The German Bundestag passed a major healthcare reform law in mid-October, and it cleared its final obstacle on Friday morning when it narrowly garnered approval from the Bundesrat, the legislative body representing the federal states.
The reform has faced significant resistance from the federal states, which oversee hospital planning in Germany. There was uncertainty over how the Bundesrat would vote until the last moment. In a dramatic twist, Brandenburg Premier Dietmar Woidke, a fellow Social Democrat alongside Chancellor Olaf Scholz and Health Minister Karl Lauterbach, dismissed his reform-supporting health minister during the debate to secure his vote against the current proposal.
A key element of the reform is a new reimbursement model for hospitals.

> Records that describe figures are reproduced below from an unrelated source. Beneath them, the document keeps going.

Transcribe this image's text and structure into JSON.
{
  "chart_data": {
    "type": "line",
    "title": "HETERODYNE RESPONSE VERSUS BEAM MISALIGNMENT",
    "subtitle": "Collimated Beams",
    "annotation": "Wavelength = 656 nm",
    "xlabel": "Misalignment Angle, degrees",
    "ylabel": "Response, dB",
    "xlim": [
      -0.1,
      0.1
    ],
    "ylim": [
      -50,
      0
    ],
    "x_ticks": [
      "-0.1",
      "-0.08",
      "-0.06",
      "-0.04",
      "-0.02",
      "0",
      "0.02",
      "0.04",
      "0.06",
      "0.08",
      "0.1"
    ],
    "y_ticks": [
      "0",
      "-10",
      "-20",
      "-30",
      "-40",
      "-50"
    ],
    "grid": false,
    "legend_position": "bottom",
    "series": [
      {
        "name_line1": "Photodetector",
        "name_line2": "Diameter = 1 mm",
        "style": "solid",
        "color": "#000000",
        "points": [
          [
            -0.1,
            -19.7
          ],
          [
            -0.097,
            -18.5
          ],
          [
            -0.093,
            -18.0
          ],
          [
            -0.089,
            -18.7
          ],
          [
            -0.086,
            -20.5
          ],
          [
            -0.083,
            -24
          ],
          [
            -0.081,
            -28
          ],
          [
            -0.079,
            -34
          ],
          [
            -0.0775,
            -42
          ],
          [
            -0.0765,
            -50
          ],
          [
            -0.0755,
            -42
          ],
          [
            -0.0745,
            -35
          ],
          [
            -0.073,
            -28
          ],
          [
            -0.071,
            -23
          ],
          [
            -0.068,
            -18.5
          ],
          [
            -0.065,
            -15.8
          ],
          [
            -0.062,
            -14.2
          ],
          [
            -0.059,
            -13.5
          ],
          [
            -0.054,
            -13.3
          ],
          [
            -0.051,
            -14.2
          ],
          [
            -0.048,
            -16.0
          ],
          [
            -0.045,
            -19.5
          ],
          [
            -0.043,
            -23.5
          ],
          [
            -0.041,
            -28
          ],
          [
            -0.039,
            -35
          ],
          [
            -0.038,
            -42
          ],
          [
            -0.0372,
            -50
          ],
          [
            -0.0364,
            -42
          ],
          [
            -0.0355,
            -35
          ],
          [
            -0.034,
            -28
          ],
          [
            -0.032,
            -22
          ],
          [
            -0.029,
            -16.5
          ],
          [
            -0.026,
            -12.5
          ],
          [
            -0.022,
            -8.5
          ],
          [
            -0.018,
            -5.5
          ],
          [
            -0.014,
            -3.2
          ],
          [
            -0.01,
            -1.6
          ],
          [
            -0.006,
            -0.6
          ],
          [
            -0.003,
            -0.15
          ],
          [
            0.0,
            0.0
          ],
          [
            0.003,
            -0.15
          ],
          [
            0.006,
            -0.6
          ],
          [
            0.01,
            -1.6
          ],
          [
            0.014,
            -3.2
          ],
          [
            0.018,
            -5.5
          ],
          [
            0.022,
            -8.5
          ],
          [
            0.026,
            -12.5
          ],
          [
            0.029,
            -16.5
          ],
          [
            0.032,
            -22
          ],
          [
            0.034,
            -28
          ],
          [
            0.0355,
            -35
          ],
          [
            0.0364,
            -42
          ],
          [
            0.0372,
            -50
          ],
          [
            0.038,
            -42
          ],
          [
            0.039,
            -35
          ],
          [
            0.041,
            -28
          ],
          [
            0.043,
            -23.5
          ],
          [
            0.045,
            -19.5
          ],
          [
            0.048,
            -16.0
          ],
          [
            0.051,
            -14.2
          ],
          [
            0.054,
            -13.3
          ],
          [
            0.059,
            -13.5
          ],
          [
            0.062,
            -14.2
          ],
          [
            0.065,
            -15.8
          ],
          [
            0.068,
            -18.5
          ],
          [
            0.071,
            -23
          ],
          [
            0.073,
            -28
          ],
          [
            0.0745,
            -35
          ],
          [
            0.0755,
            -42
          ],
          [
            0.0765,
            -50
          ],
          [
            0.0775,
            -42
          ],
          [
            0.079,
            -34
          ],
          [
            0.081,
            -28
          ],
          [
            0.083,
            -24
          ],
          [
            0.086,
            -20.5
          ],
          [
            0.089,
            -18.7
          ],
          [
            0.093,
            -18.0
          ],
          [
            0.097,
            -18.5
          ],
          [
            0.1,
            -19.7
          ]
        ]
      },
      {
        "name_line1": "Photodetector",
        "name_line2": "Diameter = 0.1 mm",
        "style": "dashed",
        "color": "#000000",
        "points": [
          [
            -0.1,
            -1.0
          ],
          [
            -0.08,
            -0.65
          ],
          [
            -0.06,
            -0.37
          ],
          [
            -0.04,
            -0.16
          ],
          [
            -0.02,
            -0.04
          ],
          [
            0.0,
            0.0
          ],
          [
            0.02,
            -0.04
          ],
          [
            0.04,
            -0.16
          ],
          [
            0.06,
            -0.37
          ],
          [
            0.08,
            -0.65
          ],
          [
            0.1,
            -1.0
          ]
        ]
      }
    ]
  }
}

Currently, hospitals are paid based on the number of procedures they perform, which has led to concerns about unnecessary surgeries. Under the new system, 60 percent of hospital costs will be covered through fixed payments that account for maintaining staff and equipment for specific procedures. This aims to reduce financial incentives for unnecessary operations. Additionally, hospitals will need to adhere to stringent quality standards to receive funding for procedures.
The reform is designed to consolidate Germany’s hospital system, ensuring that only large, well-equipped facilities handle complex surgeries, such as cancer treatments. To support this overhaul, a transformation fund will be established to cover reorganization expenses, including the merging or closure of some of Germany’s approximately 1,700 hospitals.
Although the law is set to take effect on January 1, 2025, the full implementation of the new structure will be phased in gradually, concluding by 2029.